Probably the most popular item in the collection is the first one, BWV 1052, which Bach may have based on a now-lost violin concerto he wrote previously. Bach and his contemporaries often reused their own material and that of others. There were no copyright laws back then, and people considered imitation a high form of flattery. Note, for instance, that Shakespeare and his pals a century or more earlier based almost all of their plays on stories and histories already well known. It was sort of a custom of the times, whereas today we value originality above all. Anyway, Ms. Zilberquit approaches BWV 1052, as she does the others, with a dramatic flair that makes the music perhaps even more serious than it really is. Her manner displays a robust tension and release and exudes both a thoughtful intent and a feeling of playfulness at the same time. These are, in fact, qualities she exhibits throughout the set, and I found them most attractive. All nine concertos resonant with lively good will and, in the case of the slow middle movements, a keen sense of poignancy, tranquility, and reflection.
The Moscow Virtuosi under the direction of Maestro Saulius Sondeckis provide Ms. Zilberquit a precise and sympathetic accompaniment, the soloist and orchestra sharing almost equally in their musical duties but with Ms. Zilberquit coming out perhaps a nose ahead. It is her playing, after all, that you will remember most when you've finished listening, and you'll find it quite accomplished.
Incidentally, if you recognize much of this keyboard music, especially BWV 1057, from Bach's Brandenburg Concertos among other things, remember that he and his friends were fond of reusing their own material.
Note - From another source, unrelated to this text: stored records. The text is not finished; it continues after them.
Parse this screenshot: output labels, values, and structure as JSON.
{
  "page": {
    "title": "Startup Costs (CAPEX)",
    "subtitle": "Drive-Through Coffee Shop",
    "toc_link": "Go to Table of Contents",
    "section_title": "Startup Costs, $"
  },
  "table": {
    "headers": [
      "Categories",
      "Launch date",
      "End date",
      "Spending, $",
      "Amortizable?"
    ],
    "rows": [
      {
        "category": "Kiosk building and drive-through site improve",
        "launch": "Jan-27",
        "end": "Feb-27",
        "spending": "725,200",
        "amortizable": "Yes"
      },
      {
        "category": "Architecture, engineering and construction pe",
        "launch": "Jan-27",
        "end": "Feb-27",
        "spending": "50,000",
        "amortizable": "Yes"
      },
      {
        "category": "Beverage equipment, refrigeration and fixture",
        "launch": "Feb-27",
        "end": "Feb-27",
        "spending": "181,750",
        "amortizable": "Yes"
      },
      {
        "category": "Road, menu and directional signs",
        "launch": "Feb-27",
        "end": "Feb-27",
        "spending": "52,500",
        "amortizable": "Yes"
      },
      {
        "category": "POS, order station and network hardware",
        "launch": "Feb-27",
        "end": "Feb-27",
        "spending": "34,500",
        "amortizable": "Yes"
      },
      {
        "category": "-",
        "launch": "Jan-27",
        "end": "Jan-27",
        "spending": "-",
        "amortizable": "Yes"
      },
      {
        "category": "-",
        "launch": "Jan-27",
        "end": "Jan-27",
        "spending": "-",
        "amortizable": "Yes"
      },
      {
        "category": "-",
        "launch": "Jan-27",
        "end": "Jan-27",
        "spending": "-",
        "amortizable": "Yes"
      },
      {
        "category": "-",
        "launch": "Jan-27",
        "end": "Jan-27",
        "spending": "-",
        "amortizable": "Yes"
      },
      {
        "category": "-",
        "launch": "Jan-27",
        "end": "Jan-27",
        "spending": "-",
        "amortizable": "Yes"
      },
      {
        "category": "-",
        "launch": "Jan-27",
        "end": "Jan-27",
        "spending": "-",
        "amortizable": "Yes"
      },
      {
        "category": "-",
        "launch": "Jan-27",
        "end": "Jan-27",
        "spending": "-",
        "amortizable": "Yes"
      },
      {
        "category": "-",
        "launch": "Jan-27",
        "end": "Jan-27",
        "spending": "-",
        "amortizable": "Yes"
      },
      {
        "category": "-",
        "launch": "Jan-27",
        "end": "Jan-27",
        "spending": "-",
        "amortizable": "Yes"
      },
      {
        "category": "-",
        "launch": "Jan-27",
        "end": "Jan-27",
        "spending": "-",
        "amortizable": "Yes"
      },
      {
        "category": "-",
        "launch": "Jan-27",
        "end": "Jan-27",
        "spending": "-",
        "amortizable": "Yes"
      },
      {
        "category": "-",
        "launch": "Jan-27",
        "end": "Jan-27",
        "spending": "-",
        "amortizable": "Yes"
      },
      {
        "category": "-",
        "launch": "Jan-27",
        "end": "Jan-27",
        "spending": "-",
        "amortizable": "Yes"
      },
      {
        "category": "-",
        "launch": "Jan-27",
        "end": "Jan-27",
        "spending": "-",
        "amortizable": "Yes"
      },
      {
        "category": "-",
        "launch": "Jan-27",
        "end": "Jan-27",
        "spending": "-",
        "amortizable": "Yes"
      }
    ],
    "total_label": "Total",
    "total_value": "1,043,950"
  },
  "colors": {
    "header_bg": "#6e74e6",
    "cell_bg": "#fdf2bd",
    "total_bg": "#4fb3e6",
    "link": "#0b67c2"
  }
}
Waste not, want not, I suppose.
The packaging is a simple fold-over cardboard case with the discs slipping into the front and back sleeves. Unfortunately, this doesn’t provide any place for the booklet notes, written by Ms. Zilberquit, except in one of the sleeves with a disc. This makes getting the notes or the disc a little difficult to get out without dropping one or the other or scratching the disc. A minor concern in any case.
Producer Vadim Ivanov and engineer Vitaly Ivanov recorded the music at The Great Hall of the Moscow Conservatory, Moscow in September 2001. Everything is a little close, yet it's also warm and smooth so it's still comfortable on the ear. The piano is front and center, of course, but not really in our face, and when the full ensemble comes in, Ms. Zilberquit sounds nicely integrated into the group. Depth of field appears moderate, dynamics are adequate, object definition is a tad soft, and frequency extensions meet the occasion. It's good, though not audiophile, sound.